How to be an Ally in Work, Community and LeadershipAug 19, 2020 08:00AM ● By Elyse Wild
Racism extends beyond microaggressions and acts of violence, but is deeply embedded in the many systems and institutions across our country, bubbling up in injustices such as redlining, homelessness, workplace disadvantages and negative health outcomes. From the community to the workplace to the government, how can we advocate for anti-racism in these spaces?
To Ace Marasigan, an active community member and founder of the first Grand Rapids Asian Festival, being an advocate means looking beyond yourself and thinking about the community as a whole. “Being an advocate means that you are going to be the voice of those who don’t have a voice.”
He thinks we need to do more than post our support on social media. “We need to show that we really are taking action, that we really are part of the bigger picture.”
In his work, Marasigan finds it important to realize who he is as a person, to identify the things he needs to work on, and then connect them to things that he can help the community with.
But, how do we address racism in the workplace?
According to Glassdoor’s 2019 Diversity & Inclusion Study, in the U.S. 42% of respondents have either witnessed or experienced racism in the workplace. Furthermore, 64% of Black Americans are treated less fairly than whites in the workplace, according to a study by Pew Research Center.
“I think that racism manifests itself in a lot of different ways and sometimes the more subtle ways are in microaggressions, the things that professionals of color have to experience on a day to day,” Angel Duff, Director and Managing Counsel Legal HR and Diversity & Inclusion at Amway, said. “It can really add up and impact your performance and impact your ability to truly be focused on your job.”
Duff advises professionals of color to practice self-care and find trusted allies in the workplace.
“After you’ve taken care of yourself, after you’ve done your part to surround yourself with community, that you can once you have the energy and ability, speak up and start to tell people about your experiences if that seems right and what and how we as an organization can better support you.”
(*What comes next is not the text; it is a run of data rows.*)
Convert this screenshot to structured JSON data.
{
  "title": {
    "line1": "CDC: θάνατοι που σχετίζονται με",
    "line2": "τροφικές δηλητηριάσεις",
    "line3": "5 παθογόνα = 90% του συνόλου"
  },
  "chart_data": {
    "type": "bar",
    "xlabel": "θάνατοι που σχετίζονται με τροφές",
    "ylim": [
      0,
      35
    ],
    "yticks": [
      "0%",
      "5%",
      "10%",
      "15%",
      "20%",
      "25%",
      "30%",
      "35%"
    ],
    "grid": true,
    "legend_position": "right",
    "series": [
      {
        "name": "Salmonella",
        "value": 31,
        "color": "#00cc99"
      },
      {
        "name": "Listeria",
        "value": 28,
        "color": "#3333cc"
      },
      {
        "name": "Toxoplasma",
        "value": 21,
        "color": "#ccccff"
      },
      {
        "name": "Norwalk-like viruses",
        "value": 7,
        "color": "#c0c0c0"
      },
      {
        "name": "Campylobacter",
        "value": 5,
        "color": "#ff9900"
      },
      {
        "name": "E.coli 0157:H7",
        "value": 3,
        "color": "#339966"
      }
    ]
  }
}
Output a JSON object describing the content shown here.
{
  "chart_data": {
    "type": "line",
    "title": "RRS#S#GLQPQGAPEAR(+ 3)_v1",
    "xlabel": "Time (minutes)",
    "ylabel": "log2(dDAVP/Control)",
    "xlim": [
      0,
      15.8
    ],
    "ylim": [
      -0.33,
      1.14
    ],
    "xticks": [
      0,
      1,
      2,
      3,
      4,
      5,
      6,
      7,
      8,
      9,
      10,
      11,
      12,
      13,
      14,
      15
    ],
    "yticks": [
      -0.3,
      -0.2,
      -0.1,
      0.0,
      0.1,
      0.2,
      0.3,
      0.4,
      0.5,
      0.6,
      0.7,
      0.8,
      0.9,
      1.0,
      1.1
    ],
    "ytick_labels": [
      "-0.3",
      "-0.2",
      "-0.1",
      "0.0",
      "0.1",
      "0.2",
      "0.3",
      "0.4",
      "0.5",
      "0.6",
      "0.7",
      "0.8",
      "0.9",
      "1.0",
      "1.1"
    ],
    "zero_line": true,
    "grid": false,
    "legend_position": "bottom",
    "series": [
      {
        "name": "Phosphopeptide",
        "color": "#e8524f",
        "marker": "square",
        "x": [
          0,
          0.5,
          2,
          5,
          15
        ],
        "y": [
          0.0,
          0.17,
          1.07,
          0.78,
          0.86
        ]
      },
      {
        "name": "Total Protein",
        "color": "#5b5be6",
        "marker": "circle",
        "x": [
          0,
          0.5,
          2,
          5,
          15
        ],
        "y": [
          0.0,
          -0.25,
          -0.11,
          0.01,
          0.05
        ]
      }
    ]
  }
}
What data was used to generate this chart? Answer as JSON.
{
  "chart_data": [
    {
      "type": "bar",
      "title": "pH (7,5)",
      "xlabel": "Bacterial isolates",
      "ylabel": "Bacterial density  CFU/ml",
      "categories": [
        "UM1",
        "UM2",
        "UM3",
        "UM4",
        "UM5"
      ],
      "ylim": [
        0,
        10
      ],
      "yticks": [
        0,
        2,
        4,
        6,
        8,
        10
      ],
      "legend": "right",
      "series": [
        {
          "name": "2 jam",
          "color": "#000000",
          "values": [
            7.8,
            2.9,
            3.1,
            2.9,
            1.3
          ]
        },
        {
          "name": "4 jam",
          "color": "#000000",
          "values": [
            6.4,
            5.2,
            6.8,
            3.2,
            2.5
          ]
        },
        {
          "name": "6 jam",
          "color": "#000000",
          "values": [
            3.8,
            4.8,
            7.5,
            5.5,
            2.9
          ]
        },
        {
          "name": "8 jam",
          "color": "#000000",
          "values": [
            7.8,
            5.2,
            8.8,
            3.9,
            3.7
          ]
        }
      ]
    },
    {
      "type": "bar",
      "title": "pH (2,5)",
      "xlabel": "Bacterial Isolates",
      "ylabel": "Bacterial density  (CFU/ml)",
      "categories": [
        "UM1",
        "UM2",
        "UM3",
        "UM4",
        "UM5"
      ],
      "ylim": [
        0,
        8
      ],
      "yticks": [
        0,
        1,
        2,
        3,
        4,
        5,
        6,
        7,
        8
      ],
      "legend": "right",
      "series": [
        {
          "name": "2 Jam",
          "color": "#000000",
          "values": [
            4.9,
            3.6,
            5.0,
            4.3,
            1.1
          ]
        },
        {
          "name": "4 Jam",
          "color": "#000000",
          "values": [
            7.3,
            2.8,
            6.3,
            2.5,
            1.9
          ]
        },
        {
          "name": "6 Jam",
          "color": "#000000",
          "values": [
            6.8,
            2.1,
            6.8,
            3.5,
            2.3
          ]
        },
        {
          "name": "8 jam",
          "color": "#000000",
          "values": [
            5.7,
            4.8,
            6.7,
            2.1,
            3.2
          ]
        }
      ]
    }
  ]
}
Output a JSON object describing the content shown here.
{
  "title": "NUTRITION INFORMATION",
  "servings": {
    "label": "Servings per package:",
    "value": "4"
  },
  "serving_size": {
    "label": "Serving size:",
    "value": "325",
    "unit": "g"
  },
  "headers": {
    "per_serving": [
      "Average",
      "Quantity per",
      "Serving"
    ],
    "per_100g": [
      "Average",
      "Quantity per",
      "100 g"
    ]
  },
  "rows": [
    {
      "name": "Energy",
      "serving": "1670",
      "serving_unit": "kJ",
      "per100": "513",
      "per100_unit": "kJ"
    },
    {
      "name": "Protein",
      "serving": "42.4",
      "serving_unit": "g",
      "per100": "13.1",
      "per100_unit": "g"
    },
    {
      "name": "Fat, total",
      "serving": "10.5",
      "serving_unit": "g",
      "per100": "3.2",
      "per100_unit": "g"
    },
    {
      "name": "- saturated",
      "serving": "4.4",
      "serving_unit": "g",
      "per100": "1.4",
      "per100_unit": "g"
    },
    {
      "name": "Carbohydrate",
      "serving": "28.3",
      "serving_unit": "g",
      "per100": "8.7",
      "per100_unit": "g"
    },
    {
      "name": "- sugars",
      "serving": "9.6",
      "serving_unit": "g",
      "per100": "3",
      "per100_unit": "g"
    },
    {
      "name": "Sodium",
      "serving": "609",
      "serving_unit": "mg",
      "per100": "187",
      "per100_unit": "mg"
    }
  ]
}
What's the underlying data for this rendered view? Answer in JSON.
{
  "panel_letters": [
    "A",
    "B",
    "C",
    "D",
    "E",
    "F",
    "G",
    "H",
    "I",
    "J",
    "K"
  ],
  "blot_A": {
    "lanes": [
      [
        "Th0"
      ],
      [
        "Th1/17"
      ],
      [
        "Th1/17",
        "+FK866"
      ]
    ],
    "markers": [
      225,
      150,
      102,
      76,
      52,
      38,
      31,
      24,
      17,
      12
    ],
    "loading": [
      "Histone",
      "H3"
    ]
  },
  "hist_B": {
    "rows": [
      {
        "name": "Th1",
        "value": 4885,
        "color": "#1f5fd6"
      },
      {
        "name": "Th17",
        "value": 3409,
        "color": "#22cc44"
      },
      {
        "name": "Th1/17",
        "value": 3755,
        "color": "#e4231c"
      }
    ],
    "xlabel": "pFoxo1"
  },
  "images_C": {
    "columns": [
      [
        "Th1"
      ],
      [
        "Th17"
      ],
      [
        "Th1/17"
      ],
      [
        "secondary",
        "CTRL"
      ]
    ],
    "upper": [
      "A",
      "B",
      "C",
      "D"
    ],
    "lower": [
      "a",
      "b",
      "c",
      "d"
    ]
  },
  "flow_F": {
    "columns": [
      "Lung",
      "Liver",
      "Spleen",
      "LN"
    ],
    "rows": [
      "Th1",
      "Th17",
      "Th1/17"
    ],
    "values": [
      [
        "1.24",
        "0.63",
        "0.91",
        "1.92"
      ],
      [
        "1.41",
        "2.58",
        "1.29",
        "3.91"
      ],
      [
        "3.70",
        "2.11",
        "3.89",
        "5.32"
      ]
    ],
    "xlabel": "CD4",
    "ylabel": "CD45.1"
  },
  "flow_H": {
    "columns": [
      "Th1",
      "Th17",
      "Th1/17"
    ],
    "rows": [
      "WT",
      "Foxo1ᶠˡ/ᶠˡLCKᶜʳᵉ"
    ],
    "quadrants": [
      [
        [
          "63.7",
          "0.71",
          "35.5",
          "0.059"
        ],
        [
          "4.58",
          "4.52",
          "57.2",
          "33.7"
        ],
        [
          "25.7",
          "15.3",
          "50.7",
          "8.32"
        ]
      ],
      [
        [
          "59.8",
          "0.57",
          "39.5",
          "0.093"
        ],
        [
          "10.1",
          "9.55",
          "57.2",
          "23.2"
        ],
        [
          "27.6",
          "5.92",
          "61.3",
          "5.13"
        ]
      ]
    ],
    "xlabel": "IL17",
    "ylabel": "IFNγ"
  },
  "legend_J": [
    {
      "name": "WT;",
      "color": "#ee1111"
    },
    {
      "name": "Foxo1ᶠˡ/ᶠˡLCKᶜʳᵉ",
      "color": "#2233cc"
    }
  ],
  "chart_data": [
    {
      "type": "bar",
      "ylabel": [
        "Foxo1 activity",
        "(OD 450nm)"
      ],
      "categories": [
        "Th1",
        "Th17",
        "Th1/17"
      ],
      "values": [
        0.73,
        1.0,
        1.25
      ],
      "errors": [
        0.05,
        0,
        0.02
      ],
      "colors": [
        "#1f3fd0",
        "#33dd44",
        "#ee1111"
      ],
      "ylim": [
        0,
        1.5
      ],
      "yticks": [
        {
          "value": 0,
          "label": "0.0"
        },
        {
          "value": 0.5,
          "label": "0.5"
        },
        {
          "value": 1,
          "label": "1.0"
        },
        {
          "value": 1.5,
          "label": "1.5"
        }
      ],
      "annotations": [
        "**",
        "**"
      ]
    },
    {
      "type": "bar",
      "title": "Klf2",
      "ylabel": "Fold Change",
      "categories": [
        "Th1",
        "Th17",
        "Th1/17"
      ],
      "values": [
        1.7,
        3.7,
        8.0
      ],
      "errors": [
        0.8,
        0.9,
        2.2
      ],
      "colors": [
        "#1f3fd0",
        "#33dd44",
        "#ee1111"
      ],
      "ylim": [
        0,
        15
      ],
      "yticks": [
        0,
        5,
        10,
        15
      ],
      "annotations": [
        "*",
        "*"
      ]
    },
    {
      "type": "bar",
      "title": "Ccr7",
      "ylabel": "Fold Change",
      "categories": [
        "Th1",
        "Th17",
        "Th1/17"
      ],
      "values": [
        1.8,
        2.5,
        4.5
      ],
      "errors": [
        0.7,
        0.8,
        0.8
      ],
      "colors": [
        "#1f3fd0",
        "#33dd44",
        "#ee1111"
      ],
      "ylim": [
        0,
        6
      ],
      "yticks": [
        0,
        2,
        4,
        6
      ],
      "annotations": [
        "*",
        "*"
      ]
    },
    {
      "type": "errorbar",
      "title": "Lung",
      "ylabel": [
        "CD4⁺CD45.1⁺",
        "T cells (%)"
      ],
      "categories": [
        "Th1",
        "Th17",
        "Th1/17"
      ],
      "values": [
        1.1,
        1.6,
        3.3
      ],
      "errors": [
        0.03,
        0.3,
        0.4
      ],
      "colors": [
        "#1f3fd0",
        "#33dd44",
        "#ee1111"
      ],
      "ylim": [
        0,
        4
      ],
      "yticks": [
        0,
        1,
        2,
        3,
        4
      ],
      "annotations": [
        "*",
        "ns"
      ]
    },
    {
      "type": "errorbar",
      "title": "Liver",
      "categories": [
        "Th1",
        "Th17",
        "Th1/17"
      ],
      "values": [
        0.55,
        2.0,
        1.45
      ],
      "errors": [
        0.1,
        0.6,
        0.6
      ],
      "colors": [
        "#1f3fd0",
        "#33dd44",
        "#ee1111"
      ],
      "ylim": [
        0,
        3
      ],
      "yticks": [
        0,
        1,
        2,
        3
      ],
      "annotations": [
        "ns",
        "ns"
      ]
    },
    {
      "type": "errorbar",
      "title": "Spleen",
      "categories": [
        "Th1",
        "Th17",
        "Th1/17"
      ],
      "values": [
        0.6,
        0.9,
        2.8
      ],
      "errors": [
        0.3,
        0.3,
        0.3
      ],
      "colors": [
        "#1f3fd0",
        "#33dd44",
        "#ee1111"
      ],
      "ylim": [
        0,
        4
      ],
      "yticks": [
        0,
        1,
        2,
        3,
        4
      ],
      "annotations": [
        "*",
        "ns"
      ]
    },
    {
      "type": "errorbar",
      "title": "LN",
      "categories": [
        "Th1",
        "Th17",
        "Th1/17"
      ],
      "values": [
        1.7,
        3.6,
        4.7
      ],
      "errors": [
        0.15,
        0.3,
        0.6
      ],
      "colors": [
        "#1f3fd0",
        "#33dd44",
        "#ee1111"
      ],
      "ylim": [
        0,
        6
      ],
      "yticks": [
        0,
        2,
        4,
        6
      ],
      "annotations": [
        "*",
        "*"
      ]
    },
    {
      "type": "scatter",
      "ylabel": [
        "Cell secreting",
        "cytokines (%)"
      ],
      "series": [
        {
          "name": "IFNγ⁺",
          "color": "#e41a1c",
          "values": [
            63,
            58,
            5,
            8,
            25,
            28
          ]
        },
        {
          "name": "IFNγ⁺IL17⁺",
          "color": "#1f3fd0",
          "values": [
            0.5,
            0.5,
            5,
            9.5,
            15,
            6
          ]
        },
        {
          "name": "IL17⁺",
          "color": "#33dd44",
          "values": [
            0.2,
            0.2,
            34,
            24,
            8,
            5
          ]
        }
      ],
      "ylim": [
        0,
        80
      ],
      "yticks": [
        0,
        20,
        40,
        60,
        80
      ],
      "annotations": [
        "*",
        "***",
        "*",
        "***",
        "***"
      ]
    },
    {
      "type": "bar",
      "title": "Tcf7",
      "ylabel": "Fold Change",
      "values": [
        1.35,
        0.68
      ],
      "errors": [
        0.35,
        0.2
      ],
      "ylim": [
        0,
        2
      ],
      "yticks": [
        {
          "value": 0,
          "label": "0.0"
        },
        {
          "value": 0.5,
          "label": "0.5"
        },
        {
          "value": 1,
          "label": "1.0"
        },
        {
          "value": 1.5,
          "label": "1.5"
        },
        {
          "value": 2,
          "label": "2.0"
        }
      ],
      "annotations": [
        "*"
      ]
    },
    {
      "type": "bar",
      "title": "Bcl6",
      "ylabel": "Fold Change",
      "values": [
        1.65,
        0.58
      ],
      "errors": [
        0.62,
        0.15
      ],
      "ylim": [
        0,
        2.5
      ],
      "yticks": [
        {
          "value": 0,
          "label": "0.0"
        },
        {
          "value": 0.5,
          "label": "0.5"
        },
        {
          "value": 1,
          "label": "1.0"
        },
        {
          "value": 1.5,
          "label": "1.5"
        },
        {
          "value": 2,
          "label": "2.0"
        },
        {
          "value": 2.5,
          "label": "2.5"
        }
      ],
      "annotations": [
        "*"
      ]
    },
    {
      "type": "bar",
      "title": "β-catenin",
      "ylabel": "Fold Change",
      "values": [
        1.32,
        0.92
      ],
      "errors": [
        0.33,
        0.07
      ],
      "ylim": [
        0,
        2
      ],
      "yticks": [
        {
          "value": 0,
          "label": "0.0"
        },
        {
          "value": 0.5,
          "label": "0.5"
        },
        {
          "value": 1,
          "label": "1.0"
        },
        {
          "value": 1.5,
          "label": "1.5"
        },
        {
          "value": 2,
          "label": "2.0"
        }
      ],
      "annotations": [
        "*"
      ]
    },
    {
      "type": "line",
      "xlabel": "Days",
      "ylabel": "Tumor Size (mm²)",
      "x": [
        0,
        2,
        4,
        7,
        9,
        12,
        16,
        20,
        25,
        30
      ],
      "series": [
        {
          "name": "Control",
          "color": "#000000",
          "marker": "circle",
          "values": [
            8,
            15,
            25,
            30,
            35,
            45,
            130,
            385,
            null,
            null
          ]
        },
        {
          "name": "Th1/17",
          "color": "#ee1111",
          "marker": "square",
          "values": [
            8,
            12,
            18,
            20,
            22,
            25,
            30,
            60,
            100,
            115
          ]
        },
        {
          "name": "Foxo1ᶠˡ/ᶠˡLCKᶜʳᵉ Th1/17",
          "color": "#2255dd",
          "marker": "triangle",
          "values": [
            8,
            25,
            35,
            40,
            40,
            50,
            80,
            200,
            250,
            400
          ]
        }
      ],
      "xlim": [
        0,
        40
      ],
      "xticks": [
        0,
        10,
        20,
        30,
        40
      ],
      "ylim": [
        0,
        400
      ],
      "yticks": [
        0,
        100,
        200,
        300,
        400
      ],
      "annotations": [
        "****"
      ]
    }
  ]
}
According to Duff, the first step to being an advocate in the workplace is to acknowledge that we all have bias and that racism exists, and to then assess how it impacts those around you.
“Once you’re able to acknowledge and admit that, I think it’s important that you educate yourself. Educate yourself on the historical context that gave rise to the situation that we find ourselves in. Educate yourself on what you can do to be an ally,” Duff expressed.
The next step is to be able to speak up and to listen to those impacted by racism. “Share your learnings with your circle ... one of the things is it’s really hard to have this dialogue ... but if you’re willing to speak out against discrimination or racism, and share your know with those in the sphere of your influence, I think you’re going to be better able to drive change.”
On a broader level, Duff thinks it’s important that inclusivity and anti-racism is woven through all policies and practices in the workplace, in order to eliminate bias on a systematic level.
Government, from municipal to state to federal, was not created by people of color according to Grand Rapids City Commissioner Milinda Ysasi.
“In some ways, I think it’s this idea of how do we decolonize? How do we really think differently about our structure of government based upon the values that different groups of people have,” Ysasi said. “I think the biggest thing that we can do and the conversation that we’re having right now is how do we do that as it relates to identifying where funding should go in communities?”
You don’t have to have a seat in government to create change, however. “It’s not the only way that you can contribute back civically in your community,” Ysasi expressed.
Running for office is challenging, and Ysasi urges those interested to make sure it’s for the right reasons.
“The biggest thing for me when I ran for office and now serving, is you need to come to the issue, whatever you feel, based upon your own lived experiences, based upon what you know, what you decided to run on, what’s important to your constituents.”
From criminalization to redlining and access to capital, there are many racialized outcomes that affect the community, according to Ysasi. In 2006, the Michigan Civil Rights Initiative, known as Proposal 2, barred affirmative action by public institutions and is a policy that has shown to have a detrimental impact in communities according to Ysasi.
“There’s no better moment than what we’re in right now to make change...if I’m going to be an ally, it’s sitting with that uncomfortableness and recognizing my own privilege and how do I not just be committed to equity, but how am I committed to anti-racist work.”